L'installation d'une abbaye.

   La quasi-totalité des villes et villages ont pour point de départ, au moins l'un des trois points suivants :          
                 
· Elément politique : Château, Palais, …..  
                 
· Elément religieux : Abbaye, prieuré, collégiale                          
                 
· Elément économique : Marché, port,…… 
Or, dès la présence de l'un de ceux-ci, les autres ne tardaient pas à apparaître. Ainsi, les Seigneurs demandaient fréquemment aux puissantes abbayes voisines, d'installer un prieuré aux abords de leurs châteaux, alors que les marchés drainaient des commerçants, organisés en confréries, qui demandaient protection et soutien aux autorités ecclésiastiques locales (évêchés, abbayes,…)

 LE FACONNAGE DU PAYSAGE.

 
 Comme nous l'avons vu précédemment, le moine voulait se retirer du monde, vivre au désert. C'est pourquoi, ils s'installaient dans des lieux, éloignés des habitations, le plus souvent dans des forêts, qu'ils s'attelaient alors à défricher afin de bâtir leur abbaye. Au fur et à mesure de la multiplication des monastères, le territoire, alors très boisé, se parsemait de clairières. Ces moines défricheurs, après leur installation, devaient également déboiser de grands espaces, afin de pouvoir cultiver les terres, qu'ils avaient reçu en donation.Le défrichement des forêts, même si il n'est pas exclusivement du au monachisme, demeure l'une des conséquences de cet essor monastique. Devenant plus florissante, l'abbaye se dotait généralement de prieurés ou de granges (en général, jamais à plus d'une journée de marche) , initialement conçues pour gérer les nouvelles donations plus éloignées. Entraînant de nouveaux défrichements, ces "annexes" amenaient également les monastères à construire (ou alors à réutiliser d'anciennes voies romaines) des voies de communication (chemin). Progressivement, la France se couvrit donc de ces clairières, reliées entre-elles par des voies de communication, donnant à notre pays un visage profondément différent de ce qu'il avait été.  

                  
    
L'ADAPTATION AU MILIEU 

Devant assurer la subsistance de ses moines, le monastère devait pouvoir leur fournir leur nourriture.
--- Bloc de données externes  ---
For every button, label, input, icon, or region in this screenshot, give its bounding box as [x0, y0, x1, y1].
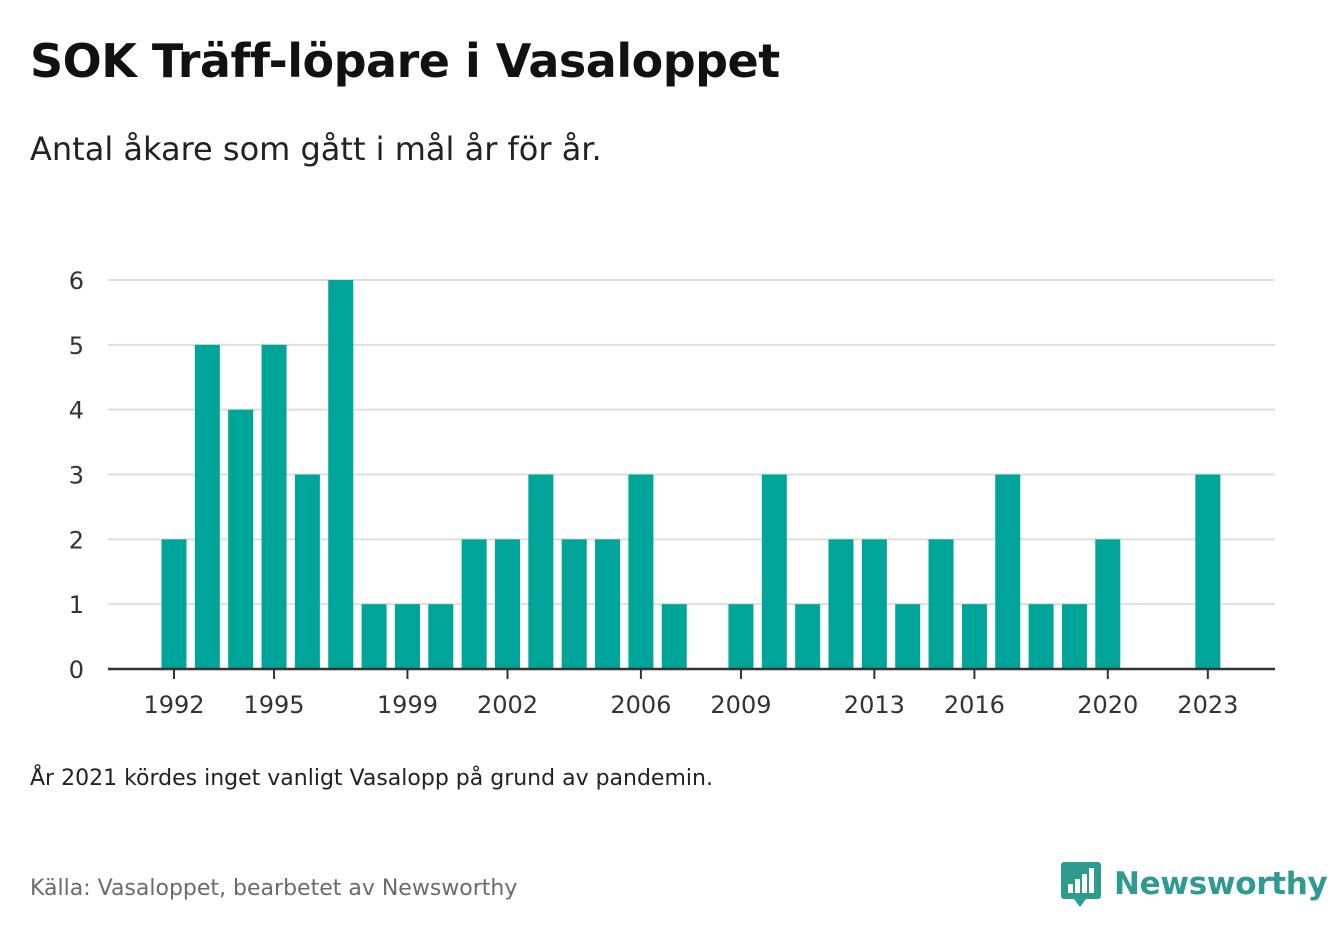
bar-1992 [161, 539, 187, 669]
y-tick-label: 6 [69, 267, 84, 295]
bar-2010 [761, 474, 787, 669]
bar-2009 [728, 604, 754, 669]
bar-1999 [394, 604, 420, 669]
chart-title: SOK Träff-löpare i Vasaloppet [30, 34, 780, 88]
y-tick-label: 5 [69, 332, 84, 360]
y-tick-label: 1 [69, 591, 84, 619]
footnote: År 2021 kördes inget vanligt Vasalopp på… [30, 766, 713, 791]
x-tick-label: 2006 [610, 691, 671, 719]
bar-1993 [194, 344, 220, 669]
bar-2000 [428, 604, 454, 669]
x-tick-label: 2016 [944, 691, 1005, 719]
bar-1995 [261, 344, 287, 669]
y-tick-label: 0 [69, 656, 84, 684]
bar-chart: 0 1 2 3 4 5 6 1992 1995 1999 2002 2006 2009 2013 2016 2… [69, 267, 1275, 719]
bar-1994 [228, 409, 254, 669]
x-tick-label: 1995 [244, 691, 305, 719]
bar-1998 [361, 604, 387, 669]
bar-2017 [995, 474, 1021, 669]
bar-2018 [1028, 604, 1054, 669]
chart-subtitle: Antal åkare som gått i mål år för år. [30, 130, 602, 168]
x-tick-label: 1999 [377, 691, 438, 719]
bar-2023 [1195, 474, 1221, 669]
x-tick-label: 2023 [1177, 691, 1238, 719]
bar-2007 [661, 604, 687, 669]
logo-name: Newsworthy [1114, 866, 1328, 902]
bar-2015 [928, 539, 954, 669]
y-tick-label: 2 [69, 526, 84, 554]
bars [161, 280, 1221, 669]
y-tick-label: 3 [69, 462, 84, 490]
bar-2013 [861, 539, 887, 669]
y-tick-label: 4 [69, 397, 84, 425]
x-tick-label: 2013 [844, 691, 905, 719]
x-tick-label: 2002 [477, 691, 538, 719]
bar-2002 [495, 539, 520, 669]
x-tick-label: 2009 [710, 691, 771, 719]
bar-2020 [1095, 539, 1121, 669]
x-tick-label: 2020 [1077, 691, 1138, 719]
source-text: Källa: Vasaloppet, bearbetet av Newswort… [30, 876, 518, 901]
bar-2016 [961, 604, 987, 669]
newsworthy-logo[interactable]: Newsworthy [1060, 860, 1328, 908]
bar-1996 [294, 474, 320, 669]
bar-2004 [561, 539, 587, 669]
bar-2014 [895, 604, 921, 669]
bar-2019 [1061, 604, 1087, 669]
axes: 0 1 2 3 4 5 6 1992 1995 1999 2002 2006 2009 2013 2016 2… [69, 267, 1275, 719]
bar-2012 [828, 539, 854, 669]
bar-2006 [628, 474, 654, 669]
bar-2001 [461, 539, 487, 669]
bar-2003 [528, 474, 554, 669]
x-tick-label: 1992 [143, 691, 204, 719]
newsworthy-logo-icon [1061, 862, 1101, 907]
bar-2005 [595, 539, 621, 669]
bar-2011 [795, 604, 821, 669]
bar-1997 [328, 280, 354, 669]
La viande, étant interdite, ils recouraient alors à l'agriculture sur les terres, qu'ils avaient reçus.Non seulement, les abbayes défrichaient sans cesse, mais elles arrachaient à ces forêts de nouvelles terres cultivables, qu'au fil du temps ils rendaient fertiles.Une autre constante de ces installations fut le besoin impérieux d'eau pour ces nouvelles fondations. Installés à proximité de point d'eau, ces monastères se sont efforcés de maitriser cet élément, nécessaire à leur développement. Barrages, retenue d'eau, création d'étangs,…..les moines ont également œuvré pour donner un nouveau visage hydrologique à notre territoire. Avec la création de ces étangs, ils ont pu, respectant les préceptes des doyens, intensifier la pisciculture, rendu nécessaire par la prohibition de la viande. Si on ne peut pas dresser l'ensemble des activités monacales, ayant modifié notre milieu, force est de constater que l'établissement d'une abbaye précédait la transformation durable et visible de notre environnement. 

UN CENTRE D'ATTRAIT
  

L’abbaye avait besoin de patriciens, dont le savoir-faire était étranger, ou inconnu, aux religieux : vitriers, tisserands, potiers, tonneliers,….., mais aussi des médecins et des chirurgiens, mais aussi les officiers, chargés de faire appliquer leurs droits sur le domaine abbatial. (Juges, sénéchaux,….)Ces professionnels ne vivaient que grâce aux commandes de l’abbaye, dont ils se rapprochaient en se regroupant près du monastère, formant ainsi un bourg. Un grand nombre de mendiants, mais aussi des paysans, attendant que l’abbaye fasse appel à eux pour renforcer sa main d’œuvre, donnaient encore plus d’importance à ces communautés, véritables « satellites » du monastère.

Une étude récente sur l’ensemble du territoire français estime ainsi que 35 % des communes ont à leur origine un monastère.